Y es que a la extensa devoción de los hermanos del Huerto a su dolorosa se le sumó ayer un ambiente cofrade extraordinario. En número y acompañamiento. Se hacía en muchos casos complicado transitar de una calle a otra, en algo que hacía algún tiempo que no se recordaba.
Todo comenzó tras la eucaristía de ocho de la tarde cuando la hermandad, junto al Consejo -por ser una procesión organizada de manera conjunta- ponían en la calle un cortejo en el que además de los hermanos del Huerto lo conformaban cofrades en representación de distintas hermandades y cofradías isleñas -no todas, y con importantes ausencias- así como una presidencia con las máximas representaciones de estas mismas hermandades y la hermandad hortelana.
Los sones que acompañaron al paso de palio volvían a ser los de la Banda de Música de Fernando Guerrero de Los Palacios y Villafrnca que mejoró algunos enteros con respecto al último Martes Santo mientras que la Santísima Virgen fue portada por su cuadrilla propia, la misma que se creara hace tan solo unas semanas tras la decisión de la hermandad de prescindir de los servicios de la asociación de Jóvenes Cargadores Cofrades (JCC) y que tuvo a Alfono Luque Olmedo como capataz.
Del cortejo destacar sin duda los puntos clave que ya la hermandad había anunciado. Los pasos por la casa de hermandad de la Divina Pastora o la de Ecce-Homo, la subida de la calle Jesús de la Misericordia -engalanada como buena parte del barrio-, el callejón San Miguel o la tradicional bajada de la calle Maestro Portela -Ancha-.

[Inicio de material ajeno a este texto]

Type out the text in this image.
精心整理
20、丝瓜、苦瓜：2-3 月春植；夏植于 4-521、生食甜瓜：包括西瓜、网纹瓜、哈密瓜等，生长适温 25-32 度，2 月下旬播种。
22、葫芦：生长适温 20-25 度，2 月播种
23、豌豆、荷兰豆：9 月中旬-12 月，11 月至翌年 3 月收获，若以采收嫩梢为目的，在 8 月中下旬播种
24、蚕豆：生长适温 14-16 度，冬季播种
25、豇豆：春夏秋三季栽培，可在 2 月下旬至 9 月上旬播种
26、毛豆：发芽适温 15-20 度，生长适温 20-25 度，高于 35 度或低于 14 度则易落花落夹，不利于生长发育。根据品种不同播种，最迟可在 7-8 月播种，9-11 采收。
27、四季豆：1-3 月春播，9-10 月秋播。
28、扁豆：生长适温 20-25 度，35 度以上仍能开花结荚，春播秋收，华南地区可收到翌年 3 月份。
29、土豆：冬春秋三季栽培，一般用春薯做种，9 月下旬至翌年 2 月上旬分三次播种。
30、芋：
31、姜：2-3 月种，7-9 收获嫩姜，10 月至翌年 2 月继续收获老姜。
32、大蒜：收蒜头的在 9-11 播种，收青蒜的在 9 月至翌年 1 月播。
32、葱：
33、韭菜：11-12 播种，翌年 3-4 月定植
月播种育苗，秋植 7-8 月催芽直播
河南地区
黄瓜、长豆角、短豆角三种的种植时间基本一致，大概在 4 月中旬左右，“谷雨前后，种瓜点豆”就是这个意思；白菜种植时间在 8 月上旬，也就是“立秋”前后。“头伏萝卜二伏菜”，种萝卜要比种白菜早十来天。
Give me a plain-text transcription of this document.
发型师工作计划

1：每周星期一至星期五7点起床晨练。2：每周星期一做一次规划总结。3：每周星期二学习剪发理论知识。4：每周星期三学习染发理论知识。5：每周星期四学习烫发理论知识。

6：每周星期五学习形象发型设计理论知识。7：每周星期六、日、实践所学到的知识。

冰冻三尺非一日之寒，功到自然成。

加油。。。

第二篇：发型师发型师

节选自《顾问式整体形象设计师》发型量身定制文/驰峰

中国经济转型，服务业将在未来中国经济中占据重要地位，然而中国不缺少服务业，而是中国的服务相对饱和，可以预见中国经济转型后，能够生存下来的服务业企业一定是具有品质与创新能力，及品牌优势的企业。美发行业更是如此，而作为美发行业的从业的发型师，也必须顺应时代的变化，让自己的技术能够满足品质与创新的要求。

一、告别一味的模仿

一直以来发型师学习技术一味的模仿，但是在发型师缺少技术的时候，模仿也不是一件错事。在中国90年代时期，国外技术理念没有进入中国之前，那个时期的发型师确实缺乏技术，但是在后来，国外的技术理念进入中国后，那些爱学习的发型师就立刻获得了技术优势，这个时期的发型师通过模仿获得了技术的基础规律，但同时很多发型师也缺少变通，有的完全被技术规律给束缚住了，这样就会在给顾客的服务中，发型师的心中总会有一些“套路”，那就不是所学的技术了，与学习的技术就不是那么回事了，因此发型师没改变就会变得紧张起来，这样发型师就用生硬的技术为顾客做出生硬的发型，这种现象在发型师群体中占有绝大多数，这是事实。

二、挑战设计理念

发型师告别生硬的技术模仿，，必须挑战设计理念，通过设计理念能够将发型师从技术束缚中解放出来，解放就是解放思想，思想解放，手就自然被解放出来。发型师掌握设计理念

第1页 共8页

El recorrido tuvo un punto de inflexión en la calle Bonifaz puesto que hasta aquí se configuraba con las representaciones antes mencionadas. Desde aquí solo quedaron los hermanos del Huerto acompañando en el cortejo a su Titular mariana. Aún así, y con un público que acompañó siempre, no se hizo pesado ver el cortejo en ningún punto del recorrido.
Como recuerdo de esta jornada quedarán sin dudas las petaladas -especialmente las de entrada en el callejón San Miguel o en la propia calle Jesús de la Misericordia-, los versos de Antonio Alías desde el balcón de su taller, o sin duda alguna la bajada de la calle Ancha con las distintas marchas interpretadas. Aquí, en este punto del recorrido, cuando ya el cortejo enfilaba buena parte de la calle Manuel Roldán apareció la lluvia, algo que no estaba previsto en los distintos momentos del día pero que deslució una parte del final del recorrido. La hermandad no varió el itinerario, por la cercanía a su templo, pero imprimió un ritmo algo más presuroso para llegar cuanto antes a la Plaza de la Pastora. Allí, antes de la recogida, volvió a aparecer la lluvia tal como indicaban las aplicaciones móviles de meteorología, que acompañó hasta los instantes finales cuando con sones trianeros el palio de Gracia y Esperanza Coronada llegaba hasta el dintel del templo pastoreño para dar por finalizada esta procesión extraordinaria.
Una procesión que no defraudó. La Hermandad del Huerto en estado puro, en el barrio de la Pastora y en una jornada en la que hasta la lluvia quiso acercarse a formar parte de esta histórica jornada. La Esperanza no defrauda que quiso apuntar el recordado Papa Francisco. Y ayer los sentidos cofradieros tampoco quedaron defraudados.